When life becomes difficult, people have a tendency to look for something or someone to blame. When a family is faced with addiction, the need to blame becomes even more intense. It’s almost as though people feel comfort in projecting their anger about an addiction onto something or someone else. For example, I’ve often heard parents blame their kid’s friends for a developing addiction. I’ve also heard of entire communities bearing the brunt of anger for an addict’s downfall. And while there may be factors that are clearly the root cause of an addiction, the reality is that, while circumstances often come together that allow for an addiction to emerge, recovery is always the addict’s responsibility. NO ONE CAN OWN ANOTHER PERSON’S RECOVERY.
I’ve pissed a lot of people off over the years because I tell them that there’s no way someone can be healthy on someone else’s behalf. Yet, when my phone rings, it’s often someone wanting desperately to know how they can get someone off of drugs or alcohol. And while it may seem like common sense that no one can get someone else to do anything, really, peoples’ anger and fear lead them to wanting to do the impossible. I have to warn people, all the time, that there’s no one thing anyone can do. Often, an addict developed over the course of time and requires many resources in order to become healthy. The substance of choice is usually only an aspect of the overall Addiction profile. Economic, cultural, and genetic factors usually collide into the perfect storm that is Addiction. Yet, people want to unravel this intense knot simply by snapping their fingers.
It’s a sad fact that when an addict is “in cycle,” he or she loves and desires the substance of choice more than anything else in the universe. While I don’t believe in the “rock bottom” myth, the reason it become so embedded in the recovery consciousness is that it often seems that something happens to an addict that awakens him or her to the harm his or her relationship with the substance has caused. But as long as there isn’t any harm associated with the substance use, there’s ZERO motivation to change.

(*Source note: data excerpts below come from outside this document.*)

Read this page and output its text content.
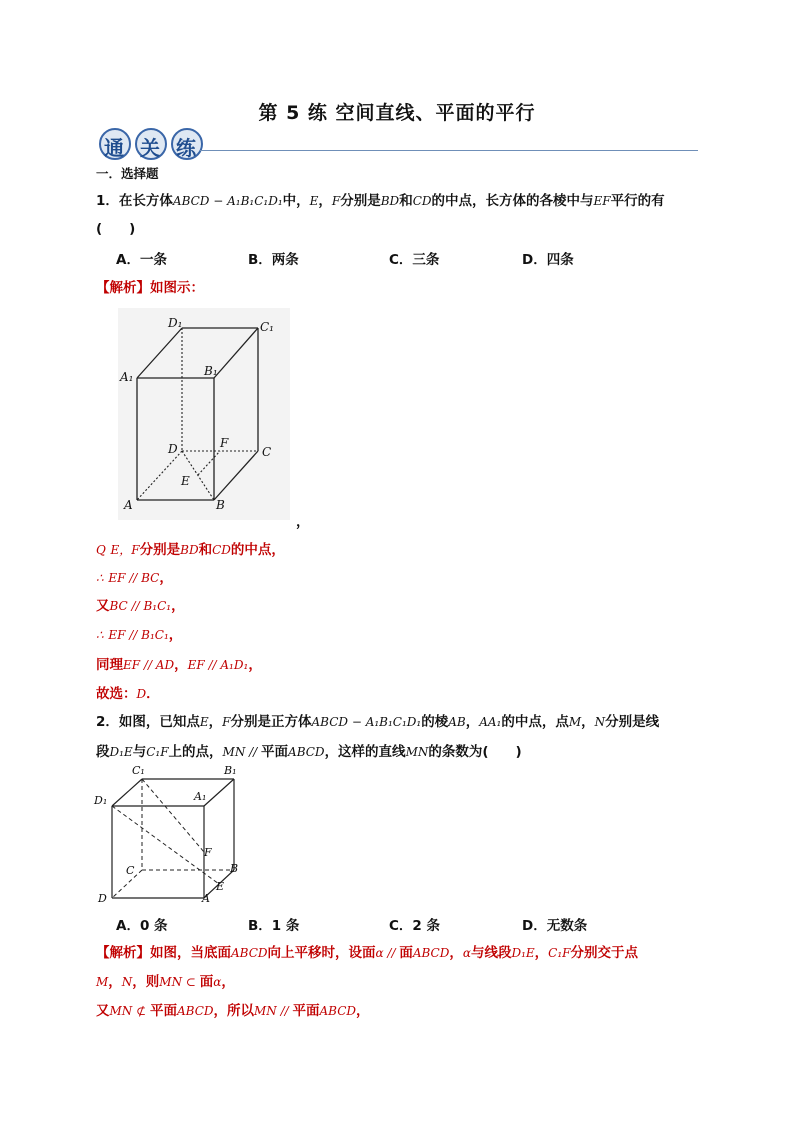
第 5 练 空间直线、平面的平行
通 关 练
一．选择题
1．在长方体ABCD − A₁B₁C₁D₁中，E，F分别是BD和CD的中点，长方体的各棱中与EF平行的有
(　　)
A．一条	B．两条	C．三条	D．四条
【解析】如图示：
D₁	C₁
A₁	B₁
D	F
C
E
A	B
，
Q E，F分别是BD和CD的中点，
∴ EF // BC，
又BC // B₁C₁，
∴ EF // B₁C₁，
同理EF // AD，EF // A₁D₁，
故选：D．
2．如图，已知点E，F分别是正方体ABCD − A₁B₁C₁D₁的棱AB，AA₁的中点，点M，N分别是线
段D₁E与C₁F上的点，MN // 平面ABCD，这样的直线MN的条数为(　　)
C₁	B₁
D₁	A₁
F
C	B
D	A
E
A．0 条	B．1 条	C．2 条	D．无数条
【解析】如图，当底面ABCD向上平移时，设面α // 面ABCD，α与线段D₁E，C₁F分别交于点
M，N，则MN ⊂ 面α，
又MN ⊄ 平面ABCD，所以MN // 平面ABCD，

Though people around an addict can see the harm substance use causes, the addict can’t. No amount of begging or pleading with an addict in love with a substance will open his or her eyes. Only when the harm is significant enough to for the person behind the addict personality to awaken will change occur. The most compelling “sign” that an addict is ready to change is that he or she will carry a sense of humility. Addicts tend to be arrogant; someone in recovery tends to be humble and respectful. Addicts will manipulate anything to get their substance; someone in recovery realizes that he or she has taken enough through manipulation and will begin to give through honest transparency.
When it comes to Addiction, there may be something or someone to blame. But when it comes to recovery, the addict must give way to the person it has hidden and find health. NO ONE CAN OWN ANOTHER PERSON’S RECOVERY.